Question

The real number ${\left( {\sqrt[3]{{\sqrt {75} - \sqrt {12} }}} \right)^{ - 2}}$ when expressed in the simplest form is equal to ?

Answer 1

Hint: In this question, we need to write simplify the given real number ${\left( {\sqrt[3]{{\sqrt {75} - \sqrt {12} }}} \right)^{ - 2}}$ and express it in the simplest form possible. We will use a law of radical, to write the given term into the simplest form of exponent. The law states that, if $n$ is a positive integer and a is any real number, then $\sqrt[n]{{{a^x}}} = {\left( a \right)^{\dfrac{x}{n}}}$ . Then, we will substitute the values and determine the simplest form of the given exponential function.

Complete step by step solution:
Here, we need to convert ${\left( {\sqrt[3]{{\sqrt {75} - \sqrt {12} }}} \right)^{ - 2}}$ in the simplest form.
Expressing in simplest radical form is nothing but simplifying the radical into the simplest form with no more square roots, cube roots, etc. left to find.
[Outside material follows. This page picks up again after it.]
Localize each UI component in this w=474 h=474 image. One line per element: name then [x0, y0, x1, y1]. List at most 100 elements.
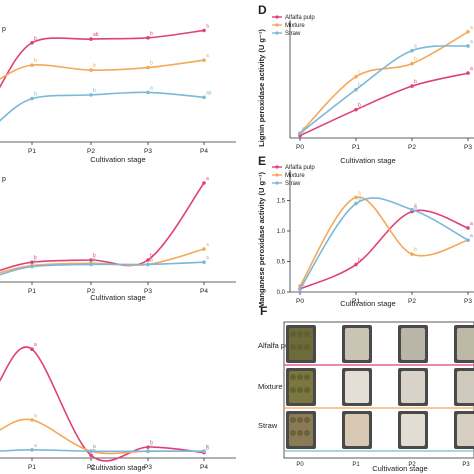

In other words, a number under a radical is indivisible by a perfect square other than $1$.
Now, we first factorize the numbers $75$ and $12$ using the prime factorization method.
So, we get, $75 = 3 \times 5 \times 5$ and $12 = 3 \times 2 \times 2$ .
Hence, simplifying the expression ${\left( {\sqrt[3]{{\sqrt {75} - \sqrt {12} }}} \right)^{ - 2}}$, we get,
$ \Rightarrow {\left( {\sqrt[3]{{5\sqrt 3 - 2\sqrt 3 }}} \right)^{ - 2}}$
Now, adding up the like terms and simplifying the expression, we get,
$ \Rightarrow {\left( {\sqrt[3]{{3\sqrt 3 }}} \right)^{ - 2}}$
Now, we have to evaluate the cube root. Now, we know that $3\sqrt 3 = \sqrt 3 \times \sqrt 3 \times \sqrt 3 $. So, we can express $3\sqrt 3 $ as ${\left( {\sqrt 3 } \right)^3}$. Hence, we get,
$ \Rightarrow {\left( {\sqrt 3 } \right)^{ - 2}}$
Now, This is of the form ${\left( {{a^m}} \right)^{\dfrac{1}{n}}}$. But we can rewrite the expression using the laws of indices and powers ${a^{\left( {\dfrac{m}{n}} \right)}} = {\left( {{a^m}} \right)^{\dfrac{1}{n}}}$ . So, we get,
$ \Rightarrow {\left( {\sqrt 3 } \right)^{ - 2}} = {\left[ {{{\left( {\sqrt 3 } \right)}^2}} \right]^{ - 1}}$
So, evaluating the power of the base, we get,
$ \Rightarrow {\left( 3 \right)^{ - 1}}$
Now, evaluating the negative exponent and simplifying the expression, we get,
$ \Rightarrow \left( {\dfrac{1}{3}} \right)$
Hence, the required answer of the expression ${\left( {\sqrt[3]{{\sqrt {75} - \sqrt {12} }}} \right)^{ - 2}}$ is $\left( {\dfrac{1}{3}} \right)$ .

Note:
 In this question, it is important to note here that we used a law of the radical to solve this form i.e., a radical represents a fractional exponent in which the numerator of the fractional exponent is the power of the base and the denominator of the fractional exponent is the index of the radical.